CLEAN CLOTHES, BEDDING Laundry Love launches in Jamestown
A new effort in Jamestown aims to help people do their laundry at times when finances are challenging.
Laundry Love, a human care initiative that partners with groups and local laundromats to wash clothes and bedding of individuals and families living in poverty, is available from 3 to 7 p.m. on the third Thursday of the month at the Park Plaza Mall location of Rainbow Laundry, 410 10th St. SE. The goal is to help ensure the health, hygiene, economic and relational well-being of people.
Tina Kostecky said she and her husband recently changed apartments and that it is a difficult time financially. A friend told her about the Laundry Love poster, she said.
“I’m a little tight this payday and so it helped me out to get my laundry done,” Kostecky said.
Katherine Gregory, who is Kostecky’s mother, said her finances are also challenging right now having just moved to Jamestown from Aiken, S.C.
“The moving was quite expensive and so it really is helping me out,” Gregory said.
Terri Krovoza, who started the program as a member of the community outreach services committee at Jamestown Seventh-day Adventist Church, said a young mother told her it typically cost around $50 to do laundry each week. People between jobs or having unexpected expenses are also in need, she said.
After reading the brochure of a Laundry Love program set up by a church pastor in St. Cloud, Minn., Krovoza said it was something she felt would be supported and appreciated in Stutsman County. Area churches are collecting cash and laundry supply donations, she said.
“ “We started looking at ways to get money for it and that is kind of how it all started and I am hoping (it) becomes a whole community effort.”
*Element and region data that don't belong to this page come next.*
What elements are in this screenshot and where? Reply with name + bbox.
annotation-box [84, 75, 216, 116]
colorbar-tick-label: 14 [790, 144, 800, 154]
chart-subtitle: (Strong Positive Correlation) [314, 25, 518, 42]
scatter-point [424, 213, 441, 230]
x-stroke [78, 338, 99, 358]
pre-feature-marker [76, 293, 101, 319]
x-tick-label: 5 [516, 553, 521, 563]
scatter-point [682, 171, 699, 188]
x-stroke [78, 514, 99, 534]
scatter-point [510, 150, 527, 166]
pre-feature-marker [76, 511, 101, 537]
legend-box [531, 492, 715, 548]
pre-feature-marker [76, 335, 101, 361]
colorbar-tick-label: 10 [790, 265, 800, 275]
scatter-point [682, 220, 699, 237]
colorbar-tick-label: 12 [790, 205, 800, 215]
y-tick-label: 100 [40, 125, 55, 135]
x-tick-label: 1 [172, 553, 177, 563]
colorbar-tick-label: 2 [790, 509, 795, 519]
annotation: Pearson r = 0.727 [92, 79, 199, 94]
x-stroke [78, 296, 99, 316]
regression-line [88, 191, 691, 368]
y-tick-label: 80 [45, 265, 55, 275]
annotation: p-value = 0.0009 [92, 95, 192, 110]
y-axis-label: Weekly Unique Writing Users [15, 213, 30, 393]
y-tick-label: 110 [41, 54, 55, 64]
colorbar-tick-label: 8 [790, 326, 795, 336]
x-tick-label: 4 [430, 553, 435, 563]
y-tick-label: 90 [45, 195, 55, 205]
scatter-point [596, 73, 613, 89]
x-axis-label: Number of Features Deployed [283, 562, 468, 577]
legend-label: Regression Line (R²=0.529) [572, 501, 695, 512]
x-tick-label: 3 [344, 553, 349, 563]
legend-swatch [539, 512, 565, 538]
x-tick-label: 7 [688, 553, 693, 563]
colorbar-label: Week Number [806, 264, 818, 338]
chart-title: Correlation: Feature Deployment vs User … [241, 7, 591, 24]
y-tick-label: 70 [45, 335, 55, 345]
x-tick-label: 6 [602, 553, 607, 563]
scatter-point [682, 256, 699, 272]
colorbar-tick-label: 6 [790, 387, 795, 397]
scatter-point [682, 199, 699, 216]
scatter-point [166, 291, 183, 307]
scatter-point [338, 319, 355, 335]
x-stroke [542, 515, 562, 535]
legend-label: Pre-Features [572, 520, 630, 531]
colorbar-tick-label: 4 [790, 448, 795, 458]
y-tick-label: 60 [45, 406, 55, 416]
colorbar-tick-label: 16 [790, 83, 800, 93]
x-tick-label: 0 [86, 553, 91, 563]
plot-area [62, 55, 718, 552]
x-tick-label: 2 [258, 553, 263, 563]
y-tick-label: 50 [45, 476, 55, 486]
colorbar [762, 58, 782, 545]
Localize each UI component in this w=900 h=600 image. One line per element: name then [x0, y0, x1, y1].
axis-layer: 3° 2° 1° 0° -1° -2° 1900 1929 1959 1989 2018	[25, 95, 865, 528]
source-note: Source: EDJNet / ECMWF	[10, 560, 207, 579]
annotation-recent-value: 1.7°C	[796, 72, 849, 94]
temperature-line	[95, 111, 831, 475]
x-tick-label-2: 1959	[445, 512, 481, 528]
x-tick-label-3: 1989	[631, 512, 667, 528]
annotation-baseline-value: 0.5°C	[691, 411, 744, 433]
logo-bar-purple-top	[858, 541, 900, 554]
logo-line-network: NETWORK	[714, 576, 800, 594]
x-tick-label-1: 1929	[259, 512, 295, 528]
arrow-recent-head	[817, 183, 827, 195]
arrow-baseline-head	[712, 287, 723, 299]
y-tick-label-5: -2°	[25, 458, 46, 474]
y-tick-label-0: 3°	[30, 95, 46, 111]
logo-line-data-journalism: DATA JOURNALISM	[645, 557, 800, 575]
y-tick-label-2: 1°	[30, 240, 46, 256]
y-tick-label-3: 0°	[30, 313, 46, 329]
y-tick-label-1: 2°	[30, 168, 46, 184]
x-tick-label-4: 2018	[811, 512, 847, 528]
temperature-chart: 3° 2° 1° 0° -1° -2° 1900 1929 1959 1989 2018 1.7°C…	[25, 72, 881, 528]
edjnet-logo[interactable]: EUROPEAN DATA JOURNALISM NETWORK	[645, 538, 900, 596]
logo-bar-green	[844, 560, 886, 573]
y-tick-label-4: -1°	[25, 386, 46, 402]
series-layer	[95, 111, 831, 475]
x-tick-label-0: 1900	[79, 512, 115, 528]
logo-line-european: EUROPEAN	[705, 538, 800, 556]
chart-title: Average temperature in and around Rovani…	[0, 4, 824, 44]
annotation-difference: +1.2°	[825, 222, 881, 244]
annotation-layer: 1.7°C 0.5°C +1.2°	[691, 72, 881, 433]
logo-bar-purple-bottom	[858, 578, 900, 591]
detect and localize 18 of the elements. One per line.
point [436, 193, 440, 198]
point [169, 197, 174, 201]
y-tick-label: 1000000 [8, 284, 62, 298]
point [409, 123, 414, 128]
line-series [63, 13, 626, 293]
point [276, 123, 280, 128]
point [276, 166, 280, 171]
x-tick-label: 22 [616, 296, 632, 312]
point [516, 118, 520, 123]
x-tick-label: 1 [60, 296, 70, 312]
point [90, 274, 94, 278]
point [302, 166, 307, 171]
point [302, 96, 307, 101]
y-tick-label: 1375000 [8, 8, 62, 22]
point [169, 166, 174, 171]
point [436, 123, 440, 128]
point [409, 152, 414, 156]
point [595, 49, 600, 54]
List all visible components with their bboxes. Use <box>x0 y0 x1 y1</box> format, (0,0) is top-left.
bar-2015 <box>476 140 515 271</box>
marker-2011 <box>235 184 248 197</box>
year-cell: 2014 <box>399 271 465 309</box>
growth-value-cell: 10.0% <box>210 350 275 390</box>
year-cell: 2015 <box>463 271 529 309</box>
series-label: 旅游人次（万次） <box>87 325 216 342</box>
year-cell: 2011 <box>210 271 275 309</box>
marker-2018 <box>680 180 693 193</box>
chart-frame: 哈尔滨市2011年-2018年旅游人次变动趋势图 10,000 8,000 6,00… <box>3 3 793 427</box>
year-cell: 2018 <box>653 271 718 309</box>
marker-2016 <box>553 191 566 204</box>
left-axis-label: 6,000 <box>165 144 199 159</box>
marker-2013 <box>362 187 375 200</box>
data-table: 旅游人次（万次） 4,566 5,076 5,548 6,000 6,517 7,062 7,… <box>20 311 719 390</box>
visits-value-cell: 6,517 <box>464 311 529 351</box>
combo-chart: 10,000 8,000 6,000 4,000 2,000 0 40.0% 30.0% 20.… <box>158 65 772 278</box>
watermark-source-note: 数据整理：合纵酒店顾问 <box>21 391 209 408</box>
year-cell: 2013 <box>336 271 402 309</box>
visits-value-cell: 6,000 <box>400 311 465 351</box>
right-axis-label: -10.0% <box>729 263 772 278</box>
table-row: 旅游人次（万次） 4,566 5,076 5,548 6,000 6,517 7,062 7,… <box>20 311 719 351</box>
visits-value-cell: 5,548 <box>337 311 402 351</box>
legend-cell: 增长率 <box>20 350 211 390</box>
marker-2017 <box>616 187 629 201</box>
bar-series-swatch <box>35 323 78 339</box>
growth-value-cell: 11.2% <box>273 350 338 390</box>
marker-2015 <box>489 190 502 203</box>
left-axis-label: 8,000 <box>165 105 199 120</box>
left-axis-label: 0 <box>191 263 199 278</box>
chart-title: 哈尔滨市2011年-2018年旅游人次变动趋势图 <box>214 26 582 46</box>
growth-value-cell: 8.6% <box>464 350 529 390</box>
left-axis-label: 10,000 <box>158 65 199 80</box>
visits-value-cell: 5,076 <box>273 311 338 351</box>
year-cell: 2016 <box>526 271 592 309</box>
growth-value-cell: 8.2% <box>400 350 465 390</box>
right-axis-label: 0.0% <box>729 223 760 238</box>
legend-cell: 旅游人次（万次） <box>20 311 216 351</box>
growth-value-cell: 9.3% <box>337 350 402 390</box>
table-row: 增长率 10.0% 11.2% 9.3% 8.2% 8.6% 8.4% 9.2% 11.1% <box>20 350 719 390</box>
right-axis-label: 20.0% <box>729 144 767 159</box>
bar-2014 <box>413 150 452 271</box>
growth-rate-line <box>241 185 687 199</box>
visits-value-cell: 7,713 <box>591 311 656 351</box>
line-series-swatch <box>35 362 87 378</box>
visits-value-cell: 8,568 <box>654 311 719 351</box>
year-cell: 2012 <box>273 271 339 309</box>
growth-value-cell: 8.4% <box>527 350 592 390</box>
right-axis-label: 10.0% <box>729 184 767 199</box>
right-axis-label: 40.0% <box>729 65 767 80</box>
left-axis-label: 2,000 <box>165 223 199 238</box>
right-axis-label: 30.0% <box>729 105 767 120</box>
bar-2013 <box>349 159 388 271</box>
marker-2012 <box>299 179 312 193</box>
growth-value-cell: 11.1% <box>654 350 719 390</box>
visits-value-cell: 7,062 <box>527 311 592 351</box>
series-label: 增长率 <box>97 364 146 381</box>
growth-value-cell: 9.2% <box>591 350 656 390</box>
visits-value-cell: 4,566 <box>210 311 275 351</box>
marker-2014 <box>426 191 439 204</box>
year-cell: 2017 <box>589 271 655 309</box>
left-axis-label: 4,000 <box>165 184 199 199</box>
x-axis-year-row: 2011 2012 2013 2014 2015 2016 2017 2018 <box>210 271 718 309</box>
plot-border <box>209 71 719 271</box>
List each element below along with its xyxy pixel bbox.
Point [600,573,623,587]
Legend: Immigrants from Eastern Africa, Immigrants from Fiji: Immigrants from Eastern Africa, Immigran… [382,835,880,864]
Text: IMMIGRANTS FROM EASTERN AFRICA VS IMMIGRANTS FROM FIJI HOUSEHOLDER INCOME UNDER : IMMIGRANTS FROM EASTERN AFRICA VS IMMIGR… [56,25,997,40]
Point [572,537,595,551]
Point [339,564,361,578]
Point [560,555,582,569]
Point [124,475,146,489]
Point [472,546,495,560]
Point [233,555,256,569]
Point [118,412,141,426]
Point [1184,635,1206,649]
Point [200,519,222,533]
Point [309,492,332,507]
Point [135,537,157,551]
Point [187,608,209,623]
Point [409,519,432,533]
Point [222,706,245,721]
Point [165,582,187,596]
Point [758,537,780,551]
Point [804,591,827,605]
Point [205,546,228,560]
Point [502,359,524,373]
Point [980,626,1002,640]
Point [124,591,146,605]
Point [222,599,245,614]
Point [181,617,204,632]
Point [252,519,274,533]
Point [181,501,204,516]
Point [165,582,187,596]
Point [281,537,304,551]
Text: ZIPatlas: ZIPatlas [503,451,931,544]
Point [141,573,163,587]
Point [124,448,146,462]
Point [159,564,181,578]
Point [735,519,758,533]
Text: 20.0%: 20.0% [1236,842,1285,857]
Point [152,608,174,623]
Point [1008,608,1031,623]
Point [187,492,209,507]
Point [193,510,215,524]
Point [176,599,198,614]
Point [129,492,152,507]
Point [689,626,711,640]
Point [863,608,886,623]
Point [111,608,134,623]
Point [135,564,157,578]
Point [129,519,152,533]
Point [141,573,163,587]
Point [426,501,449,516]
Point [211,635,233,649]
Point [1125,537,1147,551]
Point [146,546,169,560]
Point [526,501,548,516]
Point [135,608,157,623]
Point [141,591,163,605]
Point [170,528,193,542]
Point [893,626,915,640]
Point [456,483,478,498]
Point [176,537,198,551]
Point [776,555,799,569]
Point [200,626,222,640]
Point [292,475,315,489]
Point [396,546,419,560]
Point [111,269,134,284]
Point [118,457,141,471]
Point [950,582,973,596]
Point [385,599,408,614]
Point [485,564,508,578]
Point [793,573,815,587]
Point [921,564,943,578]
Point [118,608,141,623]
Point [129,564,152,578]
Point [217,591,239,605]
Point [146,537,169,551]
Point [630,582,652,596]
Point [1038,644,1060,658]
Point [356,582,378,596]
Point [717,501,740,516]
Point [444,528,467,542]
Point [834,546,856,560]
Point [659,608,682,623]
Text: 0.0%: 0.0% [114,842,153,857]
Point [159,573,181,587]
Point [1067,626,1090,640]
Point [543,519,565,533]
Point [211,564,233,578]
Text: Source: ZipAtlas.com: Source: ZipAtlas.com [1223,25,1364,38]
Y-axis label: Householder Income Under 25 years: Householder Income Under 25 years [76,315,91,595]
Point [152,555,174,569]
TERRI KROVOZA, who started the Laundry Love program through a committee at Seventh-day Adventist Church in Jamestown
“If there is a need here in Jamestown then it would just be a neat thing to provide,” Krovoza said. “We started looking at ways to get money for it and that is kind of how it all started and I am hoping (it) becomes a whole community effort.”
The only requirement is to register so Krovoza can record how many people participated. If the Laundry Love project demand and donations grow then it could expand to more than once a month or increase in hours, she said.
Deb Struble, the laundromat owner, said she knows there is a need for the Laundry Love program.
“It’s expensive doing laundry and every little bit counts,” Struble said. “I think it’s a great thing if we can help people out with it.”
Em Burkett, director of Stutsman County Services, said many people are on a limited budget and when it comes to choosing between food and laundry, people are going to pick food.
“This is just another opportunity to help people that need the help,” Burkett said.
The Laundry Love founders credit T-Bone, a homeless man in Ventura Calif., who expressed that people would treat him like a human being if he had clean clothes.